En las paredes del local, además del citado reloj, es posible contemplar también algunas fotografías antiguas que sirven para llevar a cabo una especie de viaje en el tiempo y conocer cómo inició su andadura este negocio. Fotografías que nos llevan a otros momentos históricos y en las que puede detectarse cómo ha ido evolucionando un enclave de estas características. Como oro en paño guardan un documento muy curioso. Se trata de una factura que está fechada en el año 1910 y en la que se refleja un pedido realizado nada más y nada menos que por el Marqués de Casa Ulloa, Diego María Santiago, quien fue crucial a la hora de que los Salesianos llegaran a Utrera para fundar su primera sede en España. «Un documento con esta antigüedad no pueden decir muchos comercios utreranos que lo tienen y la verdad es que lo guardamos con mucho cariño», cuenta la propia Josefa, quien, con mirada maliciosa al revisar la factura, detecta que el noble prócer utrerano tardó varios meses en pagar su pedido.

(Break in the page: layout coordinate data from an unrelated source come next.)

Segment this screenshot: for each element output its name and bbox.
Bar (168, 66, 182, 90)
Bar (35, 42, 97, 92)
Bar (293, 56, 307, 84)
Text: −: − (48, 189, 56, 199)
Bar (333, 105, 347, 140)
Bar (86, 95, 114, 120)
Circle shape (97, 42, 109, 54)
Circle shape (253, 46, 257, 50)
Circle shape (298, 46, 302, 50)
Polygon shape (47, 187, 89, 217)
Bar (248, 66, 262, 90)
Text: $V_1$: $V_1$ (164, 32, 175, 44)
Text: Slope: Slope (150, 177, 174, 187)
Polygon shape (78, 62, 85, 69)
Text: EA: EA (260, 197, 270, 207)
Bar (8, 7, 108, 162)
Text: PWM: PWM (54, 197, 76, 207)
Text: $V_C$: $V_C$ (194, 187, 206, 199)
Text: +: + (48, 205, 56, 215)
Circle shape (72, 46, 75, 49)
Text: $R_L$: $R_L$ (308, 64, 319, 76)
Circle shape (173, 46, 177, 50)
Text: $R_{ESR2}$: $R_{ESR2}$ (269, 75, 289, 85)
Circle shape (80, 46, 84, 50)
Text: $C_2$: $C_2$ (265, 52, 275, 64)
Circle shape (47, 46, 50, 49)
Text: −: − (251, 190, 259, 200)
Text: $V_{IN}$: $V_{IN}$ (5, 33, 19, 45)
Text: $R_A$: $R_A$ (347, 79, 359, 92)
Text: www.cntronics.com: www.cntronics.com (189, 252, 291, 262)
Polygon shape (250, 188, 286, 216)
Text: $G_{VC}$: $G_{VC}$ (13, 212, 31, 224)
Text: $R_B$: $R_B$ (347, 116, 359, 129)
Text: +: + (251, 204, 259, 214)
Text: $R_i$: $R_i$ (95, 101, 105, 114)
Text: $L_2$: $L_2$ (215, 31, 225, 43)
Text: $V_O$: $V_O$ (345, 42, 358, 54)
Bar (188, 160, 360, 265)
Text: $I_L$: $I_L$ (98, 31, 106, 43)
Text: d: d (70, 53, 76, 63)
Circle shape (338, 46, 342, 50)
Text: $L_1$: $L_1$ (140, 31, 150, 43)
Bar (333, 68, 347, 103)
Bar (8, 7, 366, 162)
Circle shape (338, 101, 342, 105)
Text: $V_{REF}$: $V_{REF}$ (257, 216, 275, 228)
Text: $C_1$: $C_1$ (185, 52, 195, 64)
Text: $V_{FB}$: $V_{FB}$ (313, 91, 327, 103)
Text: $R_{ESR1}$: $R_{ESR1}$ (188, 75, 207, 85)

La confitería cuenta con innumerables especialidades pasteleras, siendo todos sus productos de elaboración artesanal. Mostachones, bizcotelas, especialidades con mazapán, pasteles con nata, pastelitos pequeños, caramelado, «los ingleses», roscos de piñones, «reyitos», medias noches y canapés saludan al visitante nada más cruzar el umbral de la puerta. «Aquí se ha trabajado siempre lo mejor y lo más fino, por eso tenemos una magnífica clientela de Utrera y de otras localidades», concluye Josefa.

En 1898, España entraba en una profunda crisis tras perder sus últimas colonias -Cuba y Filipinas-, pero Utrera ganaba un rincón donde desde entonces varias generaciones de ciudadanos han hecho realidad sus sueños más dulces.